Os detractores de Modi que citam as baixas classificações da Índia como consequência das suas políticas ditatoriais ficarão desapontados ao saber que, mesmo antes da actual dispensa, a Índia tinha consistentemente resultados baixos em liberdade de imprensa. Em fevereiro de 2014, a Índia ocupava a 140ª posição. Acredita-se que um indicador-chave da robustez da imprensa de um país é a diversidade de opiniões expressas abertamente em várias plataformas de mídia. Um exemplo ilustrativo foi a Operação Sindoor do ano passado, onde houve múltiplas vozes sobre o desenrolar da guerra de quatro dias com o Paquistão, desde jornalistas que batiam no peito até avaliações cínicas transmitidas publicamente de que a combinação Paquistão-China tinha abatido cinco jactos Rafale. Nenhuma das posições extremas estava correta, mas refletia o amplo espectro do discurso. Na ditadura militar do Paquistão, onde o seu líder mais popular permanece na prisão, os meios de comunicação social aderiram quase unanimemente à narrativa do governo de que o Paquistão foi vitorioso, apesar de imagens de satélite de bases aéreas militares bombardeadas divulgadas pela Índia sugerirem o contrário.

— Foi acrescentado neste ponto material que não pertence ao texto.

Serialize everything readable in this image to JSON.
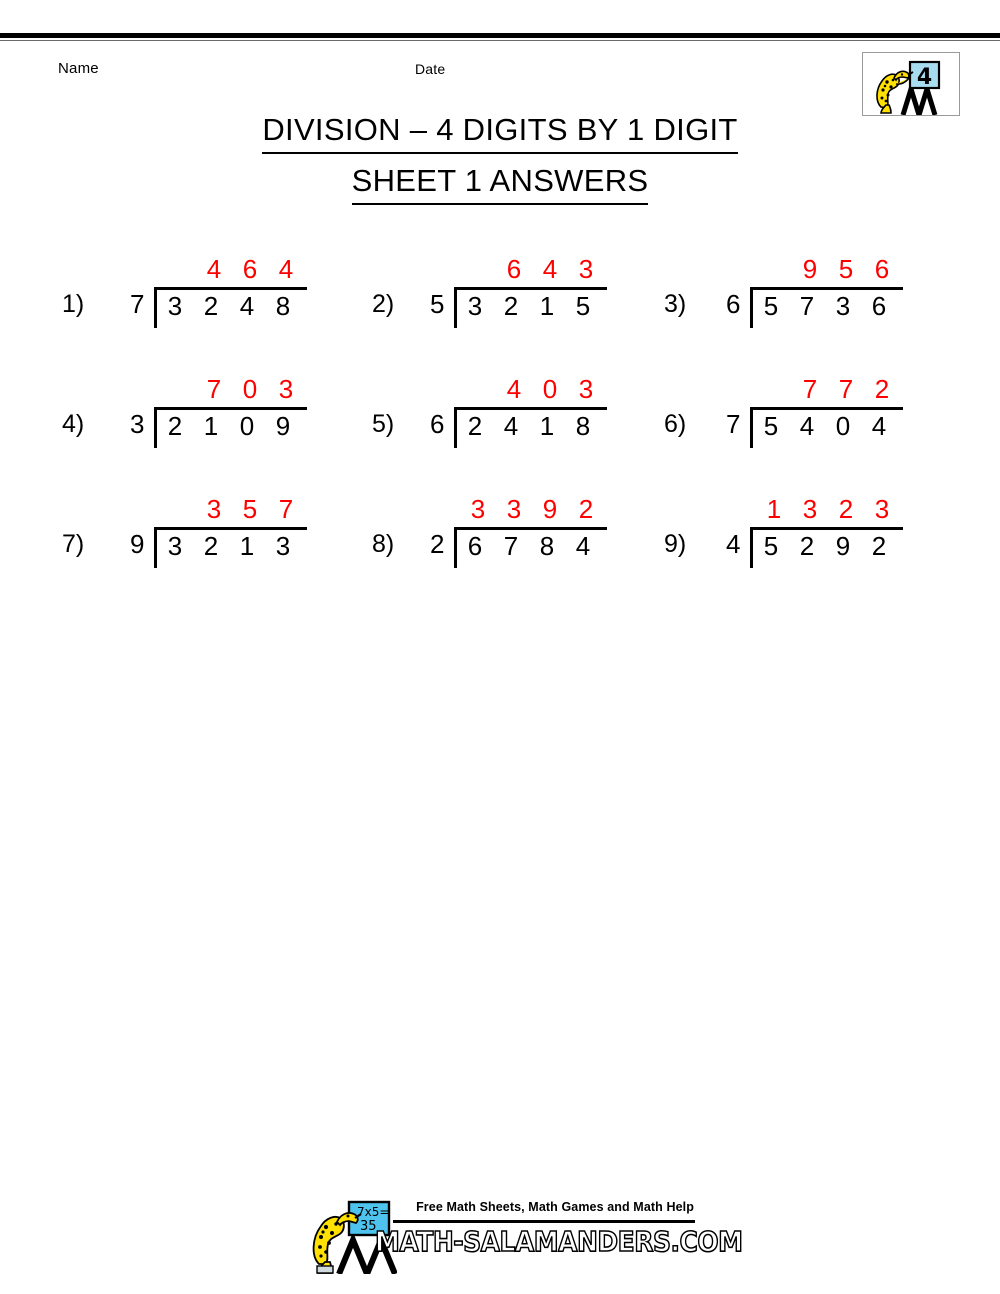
{
  "header": {
    "name_label": "Name",
    "date_label": "Date",
    "title_line1": "DIVISION – 4 DIGITS BY 1 DIGIT",
    "title_line2": "SHEET 1 ANSWERS",
    "logo": {
      "name": "math-salamanders-grade-logo",
      "board_text": "4",
      "board_color": "#a8dcef",
      "salamander_color": "#ffe000"
    }
  },
  "answer_color": "#ff0000",
  "problems": [
    {
      "index": "1)",
      "divisor": "7",
      "dividend": [
        "3",
        "2",
        "4",
        "8"
      ],
      "quotient": [
        "4",
        "6",
        "4"
      ]
    },
    {
      "index": "2)",
      "divisor": "5",
      "dividend": [
        "3",
        "2",
        "1",
        "5"
      ],
      "quotient": [
        "6",
        "4",
        "3"
      ]
    },
    {
      "index": "3)",
      "divisor": "6",
      "dividend": [
        "5",
        "7",
        "3",
        "6"
      ],
      "quotient": [
        "9",
        "5",
        "6"
      ]
    },
    {
      "index": "4)",
      "divisor": "3",
      "dividend": [
        "2",
        "1",
        "0",
        "9"
      ],
      "quotient": [
        "7",
        "0",
        "3"
      ]
    },
    {
      "index": "5)",
      "divisor": "6",
      "dividend": [
        "2",
        "4",
        "1",
        "8"
      ],
      "quotient": [
        "4",
        "0",
        "3"
      ]
    },
    {
      "index": "6)",
      "divisor": "7",
      "dividend": [
        "5",
        "4",
        "0",
        "4"
      ],
      "quotient": [
        "7",
        "7",
        "2"
      ]
    },
    {
      "index": "7)",
      "divisor": "9",
      "dividend": [
        "3",
        "2",
        "1",
        "3"
      ],
      "quotient": [
        "3",
        "5",
        "7"
      ]
    },
    {
      "index": "8)",
      "divisor": "2",
      "dividend": [
        "6",
        "7",
        "8",
        "4"
      ],
      "quotient": [
        "3",
        "3",
        "9",
        "2"
      ]
    },
    {
      "index": "9)",
      "divisor": "4",
      "dividend": [
        "5",
        "2",
        "9",
        "2"
      ],
      "quotient": [
        "1",
        "3",
        "2",
        "3"
      ]
    }
  ],
  "footer": {
    "tagline": "Free Math Sheets, Math Games and Math Help",
    "domain": "MATH-SALAMANDERS.COM",
    "logo": {
      "name": "math-salamanders-footer-logo",
      "board_text_top": "7x5=",
      "board_text_bottom": "35",
      "board_color": "#4ec3ee",
      "salamander_color": "#ffe000"
    }
  }
}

Este artigo não é um endosso à política de mídia do governo indiano, mas simplesmente questiona os próprios preconceitos dos Repórteres Sem Fronteiras. Por que outra razão elevaria as ditaduras militares e os senhores feudais, de países onde os opositores políticos populares e os escribas são frequentemente presos, em detrimento de uma democracia funcional, por mais imperfeita que seja? Talvez exista um preconceito contra nações que não se conformam com os objectivos de política externa do grupo, ou racismo inerente, bem como preconceito contra países com maiorias religiosas não abraâmicas. A recente história da conta de mídia social do Cockroach Janta Party que se tornou viral em um dia ilustra a força e a fraqueza da Índia. O apoio esmagador ao post que critica os comentários do Presidente do Supremo é uma prova da abertura da nossa sociedade. A trollagem tóxica e a retenção da conta X na Índia – a pedido do governo, citando preocupações de segurança – reflectem o perigo crescente de que a Índia possa cair para o 157º lugar, mesmo numa classificação imparcial, se tais acções violentas continuarem sem controlo.